Markets still closed higher: DAX +0.30%, CAC +0.80%, FTSE 100 +0.78%, Ibex +0.68%, FTSE MIB +0.89%.
UK Housing Weakness
UK home prices fell at the steepest pace in months, with RICS data showing declining sales momentum amid rate and inflation uncertainty.
Sanctions in Progress
The EU is preparing a 19th sanctions package on Russia, likely targeting oil revenues and the tanker “shadow fleet.”
Asia
Japan Prices Steady, BOJ Seen on Hold
Japan’s PPI rose 2.7% YoY in August, in line with expectations. A Reuters poll shows nearly all economists expect the BOJ to hold rates in September, though over half see at least one hike by year-end.

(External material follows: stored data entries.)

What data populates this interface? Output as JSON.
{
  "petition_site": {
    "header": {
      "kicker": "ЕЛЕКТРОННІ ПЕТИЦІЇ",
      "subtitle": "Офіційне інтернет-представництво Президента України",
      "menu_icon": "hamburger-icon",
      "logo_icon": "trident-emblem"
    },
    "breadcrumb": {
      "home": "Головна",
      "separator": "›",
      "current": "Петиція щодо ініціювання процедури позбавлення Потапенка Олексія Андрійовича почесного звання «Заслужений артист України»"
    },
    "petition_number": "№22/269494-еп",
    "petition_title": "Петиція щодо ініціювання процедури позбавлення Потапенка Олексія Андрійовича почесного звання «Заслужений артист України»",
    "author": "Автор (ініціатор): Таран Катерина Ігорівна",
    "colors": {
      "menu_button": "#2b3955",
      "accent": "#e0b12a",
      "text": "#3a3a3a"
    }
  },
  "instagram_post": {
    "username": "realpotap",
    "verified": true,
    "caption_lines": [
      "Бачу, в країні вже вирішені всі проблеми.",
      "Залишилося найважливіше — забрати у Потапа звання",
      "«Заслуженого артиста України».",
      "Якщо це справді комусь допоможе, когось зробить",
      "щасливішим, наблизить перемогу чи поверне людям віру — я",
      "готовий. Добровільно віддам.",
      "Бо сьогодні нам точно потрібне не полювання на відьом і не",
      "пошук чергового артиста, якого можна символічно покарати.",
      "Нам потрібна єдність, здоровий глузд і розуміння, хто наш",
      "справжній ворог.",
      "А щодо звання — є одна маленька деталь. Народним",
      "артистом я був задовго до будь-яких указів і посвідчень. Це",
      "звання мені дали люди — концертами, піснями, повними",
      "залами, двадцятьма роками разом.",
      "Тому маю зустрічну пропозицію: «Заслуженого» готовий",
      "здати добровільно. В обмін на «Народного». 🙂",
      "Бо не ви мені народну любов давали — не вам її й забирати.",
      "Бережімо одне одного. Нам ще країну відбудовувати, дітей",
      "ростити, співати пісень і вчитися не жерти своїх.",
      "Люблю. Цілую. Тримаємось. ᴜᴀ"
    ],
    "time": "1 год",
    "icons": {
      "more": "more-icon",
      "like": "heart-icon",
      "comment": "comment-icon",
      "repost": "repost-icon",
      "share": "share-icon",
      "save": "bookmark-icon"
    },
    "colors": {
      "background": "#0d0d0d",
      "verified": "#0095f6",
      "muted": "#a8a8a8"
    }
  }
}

South Korea Trade & Labor Developments
Exports rose 3.8% YoY and imports 11.1%, leaving a modest deficit. Meanwhile, Seoul is negotiating with Washington after hundreds of Hyundai workers were detained in a U.S. immigration raid.
RBNZ Signals Lower Rates
RBNZ Governor Hawkesby said the OCR could fall to 2.50% by year-end if recovery momentum holds.
China Debt Strategy
Beijing is weighing state-backed loans to help local governments clear ¥10T ($1.4T) in unpaid bills, with a first phase of ¥1T under discussion.
Crypto
Solana Surges on Treasury Plan
Solana jumped to $228 after Forward Industries announced a $1.65B PIPE deal to establish a Solana treasury, backed by Galaxy Digital, Jump Crypto, and Multicoin.
Market Snapshot
Bitcoin held above $114K with steady ETF inflows. Ethereum traded above $4,400, while XRP consolidated near $3.00.
DeFi Activity Rises
Hyperliquid (HYPE) pulled back to $54, but DeFi TVL climbed to $2.72B and stablecoins hit $5.83B. A native stablecoin (USDH) launch is upcoming.
Avalanche Treasury Strategy
Avalanche is seeking $1B to build two treasury firms holding AVAX, taking a page from MicroStrategy’s corporate crypto playbook.
Belarus Turns to Crypto
Belarus President Lukashenko called on banks to expand crypto use to bypass sanctions and stabilize the economy.